If $x \in A$. the $x \notin A \Delta B$ so $x \notin A \Delta C$, and as $x \in A$ this means that $x \in C$ as well. 
So $B \subseteq C$. The other inclusion is the same, interchanging  the rôles of $B$ and $C$.
A: The key to such problems is to follow a single, arbitrary, element through the equations.
I will prove $B\subseteq C$.  Let $b\in B$ be arbitrary.  We now have two cases.  If $b\in A$, then $b\notin A\Delta B$.  Since $A\Delta B=A\Delta C$, then $b\notin A\Delta C$.  But $b\in A$, so we must have $b\in C$.  The second case is if $b\notin A$.  Now $b\in A\Delta B = A\Delta C$.  Since $b\notin A$, we must have $b\in C$.  So, in both cases, for any $b\in B$, we must have $b\in C$.  This proves $B\subseteq C$.
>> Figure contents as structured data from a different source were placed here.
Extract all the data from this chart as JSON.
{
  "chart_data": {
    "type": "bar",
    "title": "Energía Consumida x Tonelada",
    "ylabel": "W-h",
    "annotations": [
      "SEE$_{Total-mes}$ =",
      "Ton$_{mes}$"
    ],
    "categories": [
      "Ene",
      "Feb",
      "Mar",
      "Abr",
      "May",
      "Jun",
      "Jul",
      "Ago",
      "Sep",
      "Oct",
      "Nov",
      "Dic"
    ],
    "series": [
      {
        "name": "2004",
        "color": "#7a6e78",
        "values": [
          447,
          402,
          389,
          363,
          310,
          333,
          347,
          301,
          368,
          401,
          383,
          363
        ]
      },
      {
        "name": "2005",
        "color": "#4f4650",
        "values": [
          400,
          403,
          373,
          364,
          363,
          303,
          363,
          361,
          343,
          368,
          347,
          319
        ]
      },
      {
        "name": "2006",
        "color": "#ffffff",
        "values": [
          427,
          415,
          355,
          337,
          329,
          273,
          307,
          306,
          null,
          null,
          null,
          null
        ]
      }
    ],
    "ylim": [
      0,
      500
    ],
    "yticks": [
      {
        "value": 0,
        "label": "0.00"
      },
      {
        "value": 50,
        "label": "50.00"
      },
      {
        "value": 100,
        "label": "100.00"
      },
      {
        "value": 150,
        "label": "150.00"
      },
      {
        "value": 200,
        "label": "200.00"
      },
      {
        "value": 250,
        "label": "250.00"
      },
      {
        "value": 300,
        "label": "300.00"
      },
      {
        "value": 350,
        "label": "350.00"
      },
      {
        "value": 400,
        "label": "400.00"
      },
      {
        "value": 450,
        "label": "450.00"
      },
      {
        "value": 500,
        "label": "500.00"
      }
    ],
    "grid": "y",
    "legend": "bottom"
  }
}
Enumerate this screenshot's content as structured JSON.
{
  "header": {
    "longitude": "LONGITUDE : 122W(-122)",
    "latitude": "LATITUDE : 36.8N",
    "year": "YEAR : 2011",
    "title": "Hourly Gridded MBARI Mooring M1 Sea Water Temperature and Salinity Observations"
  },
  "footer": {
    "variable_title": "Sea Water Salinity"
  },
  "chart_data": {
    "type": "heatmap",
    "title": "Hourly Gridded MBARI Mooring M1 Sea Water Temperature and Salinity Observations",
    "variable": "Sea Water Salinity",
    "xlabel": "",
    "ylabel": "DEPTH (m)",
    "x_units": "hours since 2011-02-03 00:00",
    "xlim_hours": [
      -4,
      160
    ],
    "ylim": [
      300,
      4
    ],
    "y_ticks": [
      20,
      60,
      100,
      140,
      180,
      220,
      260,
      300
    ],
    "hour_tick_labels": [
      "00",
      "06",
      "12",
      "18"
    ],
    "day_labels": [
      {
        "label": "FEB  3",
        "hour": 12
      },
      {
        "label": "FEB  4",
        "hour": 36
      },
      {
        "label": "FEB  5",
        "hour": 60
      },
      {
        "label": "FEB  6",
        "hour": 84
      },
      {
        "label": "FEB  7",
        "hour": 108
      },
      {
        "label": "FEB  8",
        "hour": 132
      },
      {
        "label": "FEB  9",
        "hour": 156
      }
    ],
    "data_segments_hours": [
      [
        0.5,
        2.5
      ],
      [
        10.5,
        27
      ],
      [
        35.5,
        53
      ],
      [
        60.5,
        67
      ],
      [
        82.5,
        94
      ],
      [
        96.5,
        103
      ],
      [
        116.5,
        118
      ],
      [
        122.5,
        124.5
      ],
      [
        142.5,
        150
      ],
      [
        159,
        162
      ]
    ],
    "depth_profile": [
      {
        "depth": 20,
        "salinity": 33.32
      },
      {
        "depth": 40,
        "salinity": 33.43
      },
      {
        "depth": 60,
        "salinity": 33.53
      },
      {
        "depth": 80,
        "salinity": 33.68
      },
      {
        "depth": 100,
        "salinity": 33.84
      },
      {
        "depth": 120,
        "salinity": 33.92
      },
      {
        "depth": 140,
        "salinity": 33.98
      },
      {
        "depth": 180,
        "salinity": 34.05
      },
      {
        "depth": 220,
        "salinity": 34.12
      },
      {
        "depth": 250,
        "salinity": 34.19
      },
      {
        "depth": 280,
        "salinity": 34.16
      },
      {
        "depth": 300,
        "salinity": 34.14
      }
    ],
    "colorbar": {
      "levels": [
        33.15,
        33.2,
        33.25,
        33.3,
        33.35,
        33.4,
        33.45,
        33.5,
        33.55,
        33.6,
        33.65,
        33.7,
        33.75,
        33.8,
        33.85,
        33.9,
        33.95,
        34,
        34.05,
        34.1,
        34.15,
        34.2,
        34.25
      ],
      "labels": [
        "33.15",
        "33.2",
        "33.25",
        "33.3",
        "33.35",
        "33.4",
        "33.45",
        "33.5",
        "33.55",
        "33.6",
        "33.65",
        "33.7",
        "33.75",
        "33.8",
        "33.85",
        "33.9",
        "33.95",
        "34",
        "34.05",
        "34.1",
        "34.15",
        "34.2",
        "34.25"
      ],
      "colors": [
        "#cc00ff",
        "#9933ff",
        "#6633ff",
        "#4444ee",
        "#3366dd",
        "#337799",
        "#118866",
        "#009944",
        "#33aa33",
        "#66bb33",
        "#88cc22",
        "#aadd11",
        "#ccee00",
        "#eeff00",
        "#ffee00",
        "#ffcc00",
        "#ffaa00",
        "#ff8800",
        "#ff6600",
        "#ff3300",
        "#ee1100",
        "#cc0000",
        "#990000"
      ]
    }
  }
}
We now do a similar argument (or use symmetry) to prove that $C\subseteq B$.  Combining with the previous we conclude that $B=C$.
A: Using the indicator functions in $\Bbb{Z}/2\Bbb{Z}$: consider $X := A\cup B\cup C$ so that for $D\subset X$, $\Bbb{1}_D: X \to \Bbb{Z}/2\Bbb{Z}$ is defined as usual. Then $\Bbb{1}_{D\Delta E}= \Bbb{1}_D + \Bbb{1}_E$ for all $D,E\subset X$ (simple calculation).
Thus $A\Delta B = A\Delta C \iff \Bbb{1}_{A\Delta B} = \Bbb{1}_{A\Delta C} \iff \Bbb{1}_A + \Bbb{1}_B = \Bbb{1}_A + \Bbb{1}_C \iff \Bbb{1}_B =\Bbb{1}_C \iff B=C$
A: Since $A\setminus B\cup A\setminus C=A\setminus B\cap C$ and $B\setminus A \cup C\setminus A= B\cup C\setminus A$
$$A\Delta B\cup A\Delta C=(A\cup B\cup C)\setminus (A\cap B\cap C)$$.
But since $A\Delta B\cup A\Delta C=A\Delta B$, $C\setminus A\Delta B=(A\cap B\cap C)$
Similarly since $A\Delta B\cup A\Delta C=A\Delta C$, $B\setminus A\Delta C=(A\cap B\cap C)=B\setminus A\Delta B$.
Then $C\setminus A\Delta B=B\setminus A\Delta B$. Hence $B=C\space\space\space\blacksquare$
A: You can do element chasing.
Or you can manipulate symbols and properties and identities.
But you can also divide and conquer.
Divide the space into $8$ disjoint sets determined by the elements that are are not in $A,B,C$.
They are:
1) $A^c \cap B^c \cap C^c$ (the elements that are in none)
2)  $A^c \cap B^c \cap C$
3)  $A^c \cap B \cap C^c$
4)  $A^c \cap B \cap C$
5)  $A \cap B^c \cap C^c$
6) $A \cap B^c \cap C$
7) $A \cap B \cap C^c$
8) $A \cap B \cap C$
$A\Delta B$ consists of $3$ and $4$ and $5$ and $6$  but none of the others $1,2,7,8$.
$A \Delta C$ consists of $2$ and $4$ and $5$ and $7$ but none of the others $1,3,6,8$.
So we get the seemingly paradoxical result that sets $2,3,6,7$ are all both subsets of $A \Delta B = A \Delta C$, and completely disjoint from $A \Delta B = A \Delta C$.  The only way a set can be both a subset and disjoint from another set, is if the set is empty.  So $2,3,6,7$ are all empty.
$B = 3 \cup 4\cup 7 \cup 8 = 4 \cup 8$.
$C = 2 \cup 4 \cup 6 \cup 8 = 4 \cup 8 = B$.